島田さんは、琴平のグラスに自分のグラスをカチンと当てると、ゴクゴクと喉を鳴らして呑んだ。それを見て、琴平も同じように喉を鳴らして呑んだ。
「冷えたビールが美味しい」
琴平の言葉に島田さんが同調するようにして親指と人差し指で丸をつくった。
「島田さん、俺、あれから手話を覚えようと思って、習い始めたんです。まだ、あまり上手じゃないけど――」
と手話で島田さんに説明をした。島田さんも手話で「充分わかりますよ」と答えた。
「親父が家を出て、俺、親父に会いたくて探して――」
先日、島田さんに話したことをもう一度、琴平は手話で話した。
「でも、結婚式以来会えなくて、それでも俺、ずいぶん探したんだけど、やはり探し出すことができなかった。でも、ある時、本当に偶然だけど、親父を探し出す糸口が見つかった」
手話で表現することに慣れていない琴平の話を、島田さんはそれでも一所懸命聞き取ろうとした。
「俺の仕事は引越屋で、それほど大きくないけど、まあまあ地道にやっている。ある時、引っ越しの依頼を受けて、見積もりをするために出かけた。依頼は老夫婦の暮らす家で、今度、同じ境遇の人たち数人で一緒に暮らすことになったと言う。愛着のあるものが多いからなかなか捨てることができないといって、なかなか見積もりがうまく行かなかった。その時、老夫婦のタンスの上に置かれていた写真を見た。六人ぐらいの老人が仲よく並んで写っていた。老夫婦が言うんだ。『今度一緒に暮らす人たちだ』って。見せてもらっていいかと聞くと、いいと言うので、その写真を見た」
手の動作以外にも琴平は顔の動作、体の動作も交えて島田さんに話した。島田さんはだいたい理解できるらしく、ふんふんと首を振って、琴平の話に聞き入っていた。
「驚いたよ。俺の親父が写っていたんだ。この男性とはどういう関係ですかって、老夫婦に聞いたんだ。すると老夫婦は、『その方は、大工をなさっていて、それはもう腕の立つ人でね。私たちの家もずいぶんその方に直してもらったんですよ。今回、何人かで一緒に暮らすことになったので、その話をすると、その方、ずいぶん興味を持たれてね。自分は長い間、家庭を持っていないし、家族もないから、できたら一緒に住まわせてもらえないか、とこう言うのよ。もちろん、私たちは賛成で、他のみんなも賛成してくれたので一緒に住むことになったの』と言う。
親父が大工? にわかには信じられなかったけれど、とにかく嬉しかった。元気でいてくれて――。その引っ越しが来週あるんだ。親父の奴、俺を見たら腰を抜かすかも知れない」
琴平が手話で話し終えると、島田さんが目に涙を浮かべて拍手をした。琴平が父親に会えるかもしれないということに対する喜びと、短期間に手話を覚えて話しきったことに対する感激、二つの意味があった。

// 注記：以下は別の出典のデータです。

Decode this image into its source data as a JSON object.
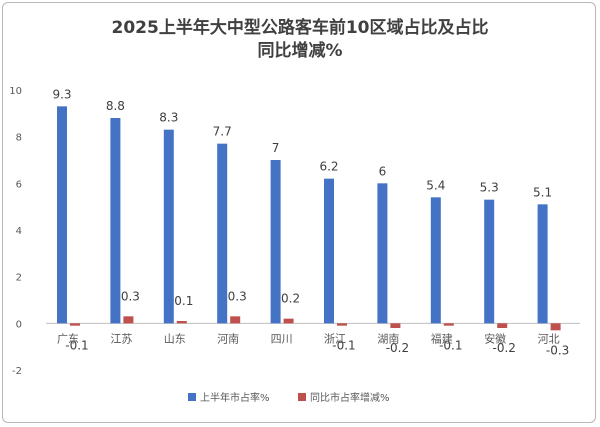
{
  "chart_data": {
    "type": "bar",
    "title_line1": "2025上半年大中型公路客车前10区域占比及占比",
    "title_line2": "同比增减%",
    "categories": [
      "广东",
      "江苏",
      "山东",
      "河南",
      "四川",
      "浙江",
      "湖南",
      "福建",
      "安徽",
      "河北"
    ],
    "series": [
      {
        "name": "上半年市占率%",
        "values": [
          9.3,
          8.8,
          8.3,
          7.7,
          7,
          6.2,
          6,
          5.4,
          5.3,
          5.1
        ],
        "color": "#4472c4"
      },
      {
        "name": "同比市占率增减%",
        "values": [
          -0.1,
          0.3,
          0.1,
          0.3,
          0.2,
          -0.1,
          -0.2,
          -0.1,
          -0.2,
          -0.3
        ],
        "color": "#c0504d"
      }
    ],
    "ylim": [
      -2,
      10
    ],
    "yticks": [
      "-2",
      "0",
      "2",
      "4",
      "6",
      "8",
      "10"
    ],
    "grid": false,
    "legend_position": "bottom",
    "xlabel": "",
    "ylabel": ""
  }
}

今夜のえびす亭は、九時半を過ぎても混雑は変わらなかった。カウンターの前に立ち、あちこちでいろんな客が話をしている。だけど、手話で話しているのは島田さんと琴平だけだった。
島田さんは、琴平が話し終えるのを待って、手話で琴平に、お父さんに会えるといいね、と伝えると、えびす亭を去った。
店を出る島田さんの背中を見送りながら、琴平は、島田さんはどんな人生を送ってきたのだろうかと思った。聴力を失い、言葉もぎこちない島田さんの人生――、琴平の想像の及ばない世界だった。
この次は、島田さんの話を聞かせてもらおう、琴平はそう思い、えびす亭を後にした。梅雨が明けると暑い夏がやって来る。大阪の夏は特に暑い。湿気を伴った熱気に煽られると汗がどっと噴き出す。引っ越しの仕事をする者にとって一番大変な季節だ。